Apprendre la programmation quantique

Atos y croit. « Nous avons annoncé, en juillet 2018, que nous avions l’intention de sortir un accélérateur quantique d’ici à 2023 qui serait de type Nisq », rappelle Philippe Duluc. « Nous nous inscrivons complètement dans cette approche, assure Henri Calandra, de Total. Ce sont sur ces technologies bruitées que l’on mise pour la simulation de molécules et les problèmes d’optimisation. »

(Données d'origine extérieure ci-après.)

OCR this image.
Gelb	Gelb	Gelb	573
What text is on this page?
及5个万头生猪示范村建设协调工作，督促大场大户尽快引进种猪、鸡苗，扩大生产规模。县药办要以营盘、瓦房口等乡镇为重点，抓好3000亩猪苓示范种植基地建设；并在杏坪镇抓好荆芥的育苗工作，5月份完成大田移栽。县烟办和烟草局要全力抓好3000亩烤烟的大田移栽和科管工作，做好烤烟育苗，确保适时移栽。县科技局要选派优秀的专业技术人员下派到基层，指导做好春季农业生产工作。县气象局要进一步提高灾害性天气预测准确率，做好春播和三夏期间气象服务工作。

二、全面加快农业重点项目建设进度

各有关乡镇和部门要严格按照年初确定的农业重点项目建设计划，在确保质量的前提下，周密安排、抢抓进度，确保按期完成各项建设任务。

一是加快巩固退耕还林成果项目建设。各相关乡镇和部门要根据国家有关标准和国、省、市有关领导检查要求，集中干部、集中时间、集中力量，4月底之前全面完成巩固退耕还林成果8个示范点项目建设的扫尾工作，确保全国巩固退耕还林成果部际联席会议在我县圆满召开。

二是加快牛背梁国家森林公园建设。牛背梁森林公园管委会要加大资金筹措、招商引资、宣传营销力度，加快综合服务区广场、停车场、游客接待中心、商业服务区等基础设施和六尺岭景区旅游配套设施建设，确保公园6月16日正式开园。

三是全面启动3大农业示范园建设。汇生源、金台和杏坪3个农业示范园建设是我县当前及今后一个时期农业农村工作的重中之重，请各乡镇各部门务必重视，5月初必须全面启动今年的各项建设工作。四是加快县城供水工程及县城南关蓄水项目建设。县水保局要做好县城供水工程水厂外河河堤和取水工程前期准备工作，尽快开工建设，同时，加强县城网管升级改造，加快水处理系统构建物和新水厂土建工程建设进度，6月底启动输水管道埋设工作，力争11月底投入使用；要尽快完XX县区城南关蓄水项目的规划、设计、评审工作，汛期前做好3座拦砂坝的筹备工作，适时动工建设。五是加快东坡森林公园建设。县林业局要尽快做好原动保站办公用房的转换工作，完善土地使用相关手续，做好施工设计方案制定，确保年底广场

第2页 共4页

Ces machines Nisq arrivant à grands pas, leurs futurs utilisateurs se lancent dans l’apprentissage de la programmation quantique. « Cela représente un vrai changement de paradigme, la question de la formation va être fondamentale », prévient Stéphane Tanguy. L’effort à réaliser vaudra d’autant plus la peine que derrière les avancées du hardware se cache une effervescence de la recherche en algorithmie. Algorithmes quantiques, hybrides ou classiques mais s’inspirant du quantique… Les idées fusent, les progrès sont majeurs. Le quantique n’est pas près de rentrer dans sa boîte.

La mécanique des quanta

Qubits

En informatique classique, le bit est le plus petit élément d’information. Il vaut soit 0, soit 1 et se matérialise par un transistor soit passant, soit bloquant. Pour l’ordinateur quantique, on parle de qubit, ou bit quantique. Un qubit correspond à un objet, comme un ion piégé ou une jonction à supraconducteur, qui obéit à la physique quantique et qui possède deux états caractéristiques, qu’on peut labelliser 0 et 1.

Superposition

Le comportement quantique du qubit fait qu’au lieu d’être soit dans l’état 0, soit dans l’état 1, il est dans un état qui est une superposition – un mélange – des états 0 et 1. En appliquant une opération logique au qubit, on l’applique donc simultanément à l’état 0 et à l’état 1, alors qu’avec un bit classique, il faudrait l’appliquer successivement à 0 puis à 1 pour traiter les deux valeurs possibles.

Puissance

L’avantage de cette simultanéité dans le traitement est d’autant plus grand que la quantité d’informations est élevée : un système de 10 qubits est dans un état superposition des 210 = 1 024 valeurs possibles d’un système de 10 bits classiques. Manipuler 10 qubits revient à manipuler en une seule fois 1 024 valeurs. Avec 30 qubits, c’est plus d’un milliard d’opérations simultanées... « C’est ce parallélisme massif qui est au cœur de la puissance de l’ordinateur quantique », pointe Eleni Diamanti, chercheuse du CNRS au laboratoire d’informatique de Paris 6.

Intrication

Reste à exploiter cette puissance. La lecture d’un qubit détruit sa superposition quantique  en le plongeant dans un seul état, 0 ou 1,  ce qui signifie perdre toute l’efficacité quantique. Les algorithmes doivent donc ruser pour profiter du parallélisme et extraire les résultats. Ils utilisent notamment l’intrication : un système de qubits en interaction forme un tout, qui est dans un état de superposition des différentes combinaisons des états individuels des qubits. Conséquence : toucher à un qubit modifie instantanément  les autres. De quoi projeter des qubits dans  les états correspondant au résultat d’un calcul en en modifiant d’autres.

Décohérence

C’est l’ennemi absolu ! La décohérence signifie la perte de la superposition quantique, donc de la puissance de calcul. Généralement liée aux perturbations de l’environnement, cette décohérence menace les qubits et leur intrication. Elle se traduit par des erreurs qu’il est  nécessaire de corriger en utilisant l’intrication et la redondance. Suivant les types de qubits, il peut falloir jusqu’à 10 000 qubits physiques pour former 1 qubit logique fiable.